David-Henri de Meuron was a merchant of colonial goods in Lisbon, where he took over the business of David de Pury in association with David Schwab from Bienne, with whom he also owned a cotton printing factory. Auguste-Frédéric de Meuron, known as "Meuron de Bahia," built a considerable fortune in Brazil in the production and trade of snuff tobacco.

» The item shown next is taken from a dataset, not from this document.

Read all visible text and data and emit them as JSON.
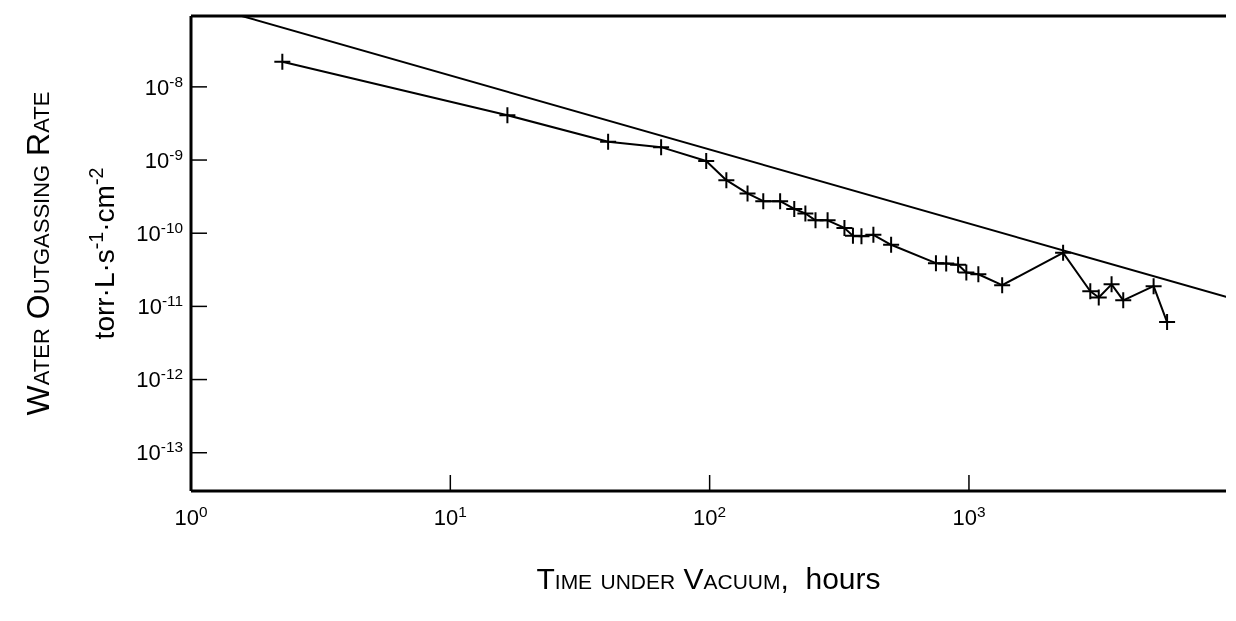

His factories in Salvador de Bahia, then in Rio de Janeiro (Andarahy Pequeno) and Pernambuco (Chora Menino) were equipped with steam engines and operated through the labor of enslaved people.

== Cultural and artistic contributions ==
The Meurons also participated actively in the cultural and artistic life of their region of origin. Daniel de Meuron (1744-1820), correspondent of the Journal littéraire de Lausanne, and Henri de Meuron (1752-1813), first librarian of the Neuchâtel city library, were instrumental in publishing the works of naturalist Charles Bonnet and were founding members of two public utility societies (Société d'émulation patriotique de Neuchâtel, Société du jeudi) and the Société de lecture.

Louis de Meuron (1780-1847), author of several publications, was the sole editor of the Véritable Messager boiteux de Neuchâtel (see Messager boiteux) for about twelve years. Charles-Daniel de Meuron donated collections to Neuchâtel that formed the origins of the museums of ethnography, natural history, and history.

The Meurons also produced renowned painters: Albert de Meuron, Louis de Meuron, and Maximilien de Meuron, pillars of artistic life in Neuchâtel. They demonstrated their attachment to the Canton of Neuchâtel through their personal commitment or their donations. When called abroad by their occupations, they returned to live their retirement in their homeland.

Aglaé Meuron (1836-1925) was a painter in Corsica after training in Paris in the studio of Léon Cogniet and Marie-Amélie Cogniet.

== Healthcare and philanthropy ==
Auguste-Frédéric de Meuron, after making his fortune in Brazil, founded at his own expense, but in agreement with the State, the Préfargier health institution (Marin-Epagnier), intended for the mentally ill, to which generations of Meurons devoted themselves. At the beginning of the 21st century, the foundation was still presided over by a member of the family.

Augustine Emilie Euphrosine Meuron, known as Lasthénie (1844-1926), daughter of Adolphe Meuron (1803-1887), married to Timothée Landry, president of the Court of Appeal of Paris, bequeathed at her death 275,000 francs to charitable works of the City and canton of Neuchâtel.

Esabeau de Meuron (1757-1849), who married colonel Charles Samuel de Tribolet, founded the Prébarreau hospice in Neuchâtel which she directed for more than 30 years.

== Properties and family organization ==
Numerous residences and properties were attached to the Meuron name, in the cantons of Neuchâtel, Bern, Vaud, and in France. A family fund has existed since 1791. Long reserved only to men bearing the surname, it recently opened to women; it publishes every ten years a genealogical record of the lineage.

== Bibliography ==

- Meuron, Guy de: Le Régiment Meuron, 1781-1816, 1982.
- Meuron, Guy de: Histoire d'une famille neuchâteloise. La famille Meuron, 1991.
- Röthlin, Niklaus: "Koloniale Erfahrungen im letzten Drittel des 18. Jahrhunderts. Die Plantagen der Firmen Thurneysen aus Basel und Pourtalès aus Neuenburg auf der westindischen Insel Grenada", in: Basler Zeitschrift für Geschichte und Altertumskunde, 91, 1991, pp. 129-146.
- David, Thomas; Etemad, Bouda; Schaufelbuehl, Janick Marina: La Suisse et l'esclavage des Noirs, 2005.
- Veyrassat, Béatrice: Histoire de la Suisse et des Suisses dans la marche du monde (XVIIe siècle-Première Guerre mondiale). Espaces – Circulations – Echanges, 2018.